What? “Are you serious? I thought eidetic memory was a myth,” I manage, remembering my cognitive psychology professor griping that people overuse the term total recall.

“True eidetic memory may well be a myth. Memory is not fully understood. That’s why I say I have a version of it.” He smiles kindly. He has obviously met skepticism before.

“Will you explain it to me? How does it work?” I marvel, wondering if he will let me scan his skull with Reed’s MRI machine so I can look inside.

“Well, it’s broader than photographic memory. I don’t remember only what I read and see, but also what I hear, taste, experience, feel—the full gamut of perception. Once I perceive something, every time I think of it, I will re-experience the same feelings and reactions with perfect clarity. It doesn’t apply just to emotional experiences, but also to mundane ones.” He chuckles, no doubt because my jaw has left and is running to the neuroscience section.

“This is how you knew I was the woman in the painting and Javier was the painter!

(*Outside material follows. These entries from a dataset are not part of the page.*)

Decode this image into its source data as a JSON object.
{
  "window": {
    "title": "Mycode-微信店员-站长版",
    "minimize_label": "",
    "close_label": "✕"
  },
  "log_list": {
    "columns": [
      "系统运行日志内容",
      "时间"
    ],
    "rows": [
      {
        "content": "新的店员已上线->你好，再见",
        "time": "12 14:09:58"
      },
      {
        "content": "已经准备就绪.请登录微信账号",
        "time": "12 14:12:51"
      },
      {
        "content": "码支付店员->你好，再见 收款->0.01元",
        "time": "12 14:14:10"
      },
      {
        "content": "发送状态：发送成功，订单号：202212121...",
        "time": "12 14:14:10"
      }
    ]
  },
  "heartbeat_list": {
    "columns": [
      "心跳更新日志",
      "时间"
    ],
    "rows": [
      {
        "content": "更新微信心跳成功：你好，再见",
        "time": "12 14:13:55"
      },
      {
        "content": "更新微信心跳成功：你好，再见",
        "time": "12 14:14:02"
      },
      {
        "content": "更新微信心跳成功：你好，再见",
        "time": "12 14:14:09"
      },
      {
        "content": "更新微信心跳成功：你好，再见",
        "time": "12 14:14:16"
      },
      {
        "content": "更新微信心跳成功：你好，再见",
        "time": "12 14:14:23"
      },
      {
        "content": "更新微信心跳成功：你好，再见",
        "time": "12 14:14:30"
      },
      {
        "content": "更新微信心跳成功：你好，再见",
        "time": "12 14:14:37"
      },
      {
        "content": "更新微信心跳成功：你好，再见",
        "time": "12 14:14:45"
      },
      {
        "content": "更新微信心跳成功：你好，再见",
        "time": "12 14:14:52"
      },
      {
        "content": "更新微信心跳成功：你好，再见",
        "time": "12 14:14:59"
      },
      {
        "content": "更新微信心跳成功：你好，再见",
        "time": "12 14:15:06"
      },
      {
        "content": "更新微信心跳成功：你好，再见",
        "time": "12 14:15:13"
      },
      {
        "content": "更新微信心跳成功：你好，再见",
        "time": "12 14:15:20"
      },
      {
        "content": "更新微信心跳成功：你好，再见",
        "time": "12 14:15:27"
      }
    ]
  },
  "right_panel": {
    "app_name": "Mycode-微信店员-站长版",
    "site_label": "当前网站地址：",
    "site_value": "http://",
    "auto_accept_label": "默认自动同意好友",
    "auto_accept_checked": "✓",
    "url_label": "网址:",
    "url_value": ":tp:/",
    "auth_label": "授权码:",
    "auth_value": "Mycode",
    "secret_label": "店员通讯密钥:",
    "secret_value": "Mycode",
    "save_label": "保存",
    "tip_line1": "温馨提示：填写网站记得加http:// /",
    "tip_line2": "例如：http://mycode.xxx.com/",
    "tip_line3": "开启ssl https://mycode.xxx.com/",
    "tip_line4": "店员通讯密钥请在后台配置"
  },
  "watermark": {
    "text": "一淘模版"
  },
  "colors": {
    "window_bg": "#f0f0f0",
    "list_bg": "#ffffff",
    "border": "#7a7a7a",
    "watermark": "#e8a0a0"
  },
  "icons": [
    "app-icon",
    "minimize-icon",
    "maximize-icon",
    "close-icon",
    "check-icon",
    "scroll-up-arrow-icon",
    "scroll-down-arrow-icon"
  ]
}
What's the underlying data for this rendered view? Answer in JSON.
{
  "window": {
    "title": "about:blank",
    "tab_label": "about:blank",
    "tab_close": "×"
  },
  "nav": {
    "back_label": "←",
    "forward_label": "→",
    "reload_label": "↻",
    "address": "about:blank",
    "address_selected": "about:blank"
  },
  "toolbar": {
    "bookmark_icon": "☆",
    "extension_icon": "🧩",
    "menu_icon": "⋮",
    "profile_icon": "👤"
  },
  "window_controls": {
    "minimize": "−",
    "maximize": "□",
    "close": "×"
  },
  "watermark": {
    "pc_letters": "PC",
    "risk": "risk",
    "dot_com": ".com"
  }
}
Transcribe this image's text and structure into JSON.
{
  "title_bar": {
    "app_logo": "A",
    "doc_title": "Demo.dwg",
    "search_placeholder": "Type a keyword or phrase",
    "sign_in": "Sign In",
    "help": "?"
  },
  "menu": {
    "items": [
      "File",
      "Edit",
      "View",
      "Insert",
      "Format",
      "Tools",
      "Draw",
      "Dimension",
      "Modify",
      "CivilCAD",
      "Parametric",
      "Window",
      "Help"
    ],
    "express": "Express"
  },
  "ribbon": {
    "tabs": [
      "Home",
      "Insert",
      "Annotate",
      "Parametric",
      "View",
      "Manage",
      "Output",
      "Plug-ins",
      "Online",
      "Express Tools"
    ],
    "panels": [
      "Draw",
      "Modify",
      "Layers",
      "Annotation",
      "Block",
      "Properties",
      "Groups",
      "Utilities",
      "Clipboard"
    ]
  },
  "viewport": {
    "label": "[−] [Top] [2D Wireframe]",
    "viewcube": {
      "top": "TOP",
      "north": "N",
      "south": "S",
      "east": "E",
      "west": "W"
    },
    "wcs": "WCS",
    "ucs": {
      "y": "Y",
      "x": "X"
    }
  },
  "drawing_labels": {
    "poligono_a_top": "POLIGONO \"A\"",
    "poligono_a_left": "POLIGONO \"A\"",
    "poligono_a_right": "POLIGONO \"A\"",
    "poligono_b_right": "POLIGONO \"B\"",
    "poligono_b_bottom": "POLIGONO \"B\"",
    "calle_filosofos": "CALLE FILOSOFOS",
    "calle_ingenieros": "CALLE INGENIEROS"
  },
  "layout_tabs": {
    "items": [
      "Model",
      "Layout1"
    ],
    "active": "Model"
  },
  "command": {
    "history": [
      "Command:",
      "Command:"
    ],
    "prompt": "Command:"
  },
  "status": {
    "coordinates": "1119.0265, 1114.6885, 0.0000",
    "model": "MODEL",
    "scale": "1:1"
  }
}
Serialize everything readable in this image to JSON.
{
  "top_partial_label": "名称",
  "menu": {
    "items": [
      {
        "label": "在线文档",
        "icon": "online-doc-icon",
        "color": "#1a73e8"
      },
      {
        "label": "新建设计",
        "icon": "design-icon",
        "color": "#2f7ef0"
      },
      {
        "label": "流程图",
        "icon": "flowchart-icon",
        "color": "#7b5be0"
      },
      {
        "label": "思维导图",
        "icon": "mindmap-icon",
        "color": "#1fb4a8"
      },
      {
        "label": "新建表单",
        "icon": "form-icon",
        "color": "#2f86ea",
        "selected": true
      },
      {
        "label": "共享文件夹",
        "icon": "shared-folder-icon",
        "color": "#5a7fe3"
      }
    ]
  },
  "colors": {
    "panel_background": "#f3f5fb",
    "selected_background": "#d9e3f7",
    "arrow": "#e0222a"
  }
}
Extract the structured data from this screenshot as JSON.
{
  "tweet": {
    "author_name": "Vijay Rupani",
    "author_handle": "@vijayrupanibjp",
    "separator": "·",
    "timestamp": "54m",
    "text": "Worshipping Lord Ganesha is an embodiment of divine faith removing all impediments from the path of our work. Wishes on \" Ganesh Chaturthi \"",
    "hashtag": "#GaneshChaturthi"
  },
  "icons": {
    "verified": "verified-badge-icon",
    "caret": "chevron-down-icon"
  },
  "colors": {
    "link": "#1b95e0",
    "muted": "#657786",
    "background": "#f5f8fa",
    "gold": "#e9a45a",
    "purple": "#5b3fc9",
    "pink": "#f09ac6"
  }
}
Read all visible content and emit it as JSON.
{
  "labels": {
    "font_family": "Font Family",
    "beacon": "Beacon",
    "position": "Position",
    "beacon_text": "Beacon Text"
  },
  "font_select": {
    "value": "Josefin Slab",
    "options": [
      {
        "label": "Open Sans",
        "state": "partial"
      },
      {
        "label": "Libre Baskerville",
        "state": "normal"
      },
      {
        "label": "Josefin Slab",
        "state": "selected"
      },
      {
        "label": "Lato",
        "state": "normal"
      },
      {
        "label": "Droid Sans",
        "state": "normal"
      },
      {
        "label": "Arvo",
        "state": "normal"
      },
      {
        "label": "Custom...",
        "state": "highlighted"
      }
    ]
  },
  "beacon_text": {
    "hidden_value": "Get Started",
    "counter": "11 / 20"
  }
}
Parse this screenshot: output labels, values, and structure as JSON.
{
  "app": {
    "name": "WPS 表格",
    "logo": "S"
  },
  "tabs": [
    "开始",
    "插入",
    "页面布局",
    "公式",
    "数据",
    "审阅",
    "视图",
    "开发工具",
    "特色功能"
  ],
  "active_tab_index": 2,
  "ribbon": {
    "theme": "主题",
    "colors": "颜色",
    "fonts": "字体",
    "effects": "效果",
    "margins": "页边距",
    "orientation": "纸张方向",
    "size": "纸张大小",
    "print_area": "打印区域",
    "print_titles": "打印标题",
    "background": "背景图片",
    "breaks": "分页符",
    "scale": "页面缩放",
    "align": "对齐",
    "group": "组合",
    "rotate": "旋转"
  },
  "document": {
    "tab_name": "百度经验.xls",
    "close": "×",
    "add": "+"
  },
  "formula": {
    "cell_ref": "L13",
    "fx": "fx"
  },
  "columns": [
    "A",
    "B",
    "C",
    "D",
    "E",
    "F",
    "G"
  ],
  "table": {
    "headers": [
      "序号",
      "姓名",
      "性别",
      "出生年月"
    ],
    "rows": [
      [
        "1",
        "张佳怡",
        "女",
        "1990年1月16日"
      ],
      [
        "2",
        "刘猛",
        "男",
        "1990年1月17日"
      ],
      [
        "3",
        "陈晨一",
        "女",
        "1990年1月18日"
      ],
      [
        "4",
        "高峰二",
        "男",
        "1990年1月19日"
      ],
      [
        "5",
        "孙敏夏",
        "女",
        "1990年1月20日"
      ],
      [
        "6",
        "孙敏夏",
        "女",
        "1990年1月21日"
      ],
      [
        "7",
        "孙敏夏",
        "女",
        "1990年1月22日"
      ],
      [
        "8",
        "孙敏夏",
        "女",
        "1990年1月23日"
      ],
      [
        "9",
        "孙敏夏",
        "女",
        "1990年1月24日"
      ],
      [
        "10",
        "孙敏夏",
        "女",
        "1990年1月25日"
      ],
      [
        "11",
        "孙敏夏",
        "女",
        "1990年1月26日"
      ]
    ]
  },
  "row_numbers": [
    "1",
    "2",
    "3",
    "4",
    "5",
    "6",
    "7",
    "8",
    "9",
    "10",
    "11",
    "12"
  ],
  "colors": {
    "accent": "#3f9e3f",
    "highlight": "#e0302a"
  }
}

You remembered even my throat and his paint stains, didn’t you?”

He smiles. “Yes. Those are the obvious parts. Sight. Sound. Centifolia’s smell. It’s why I can play the piano without looking. Why I can sound just like you or even Fleming.” He switches to perfect Mancunian accent. “Why I take no pictures or notes.”

“What about the nonobvious parts? Will you show me some more, please?” I beg shamelessly with a spawning terror that I just lost any hope of ever wanting another man.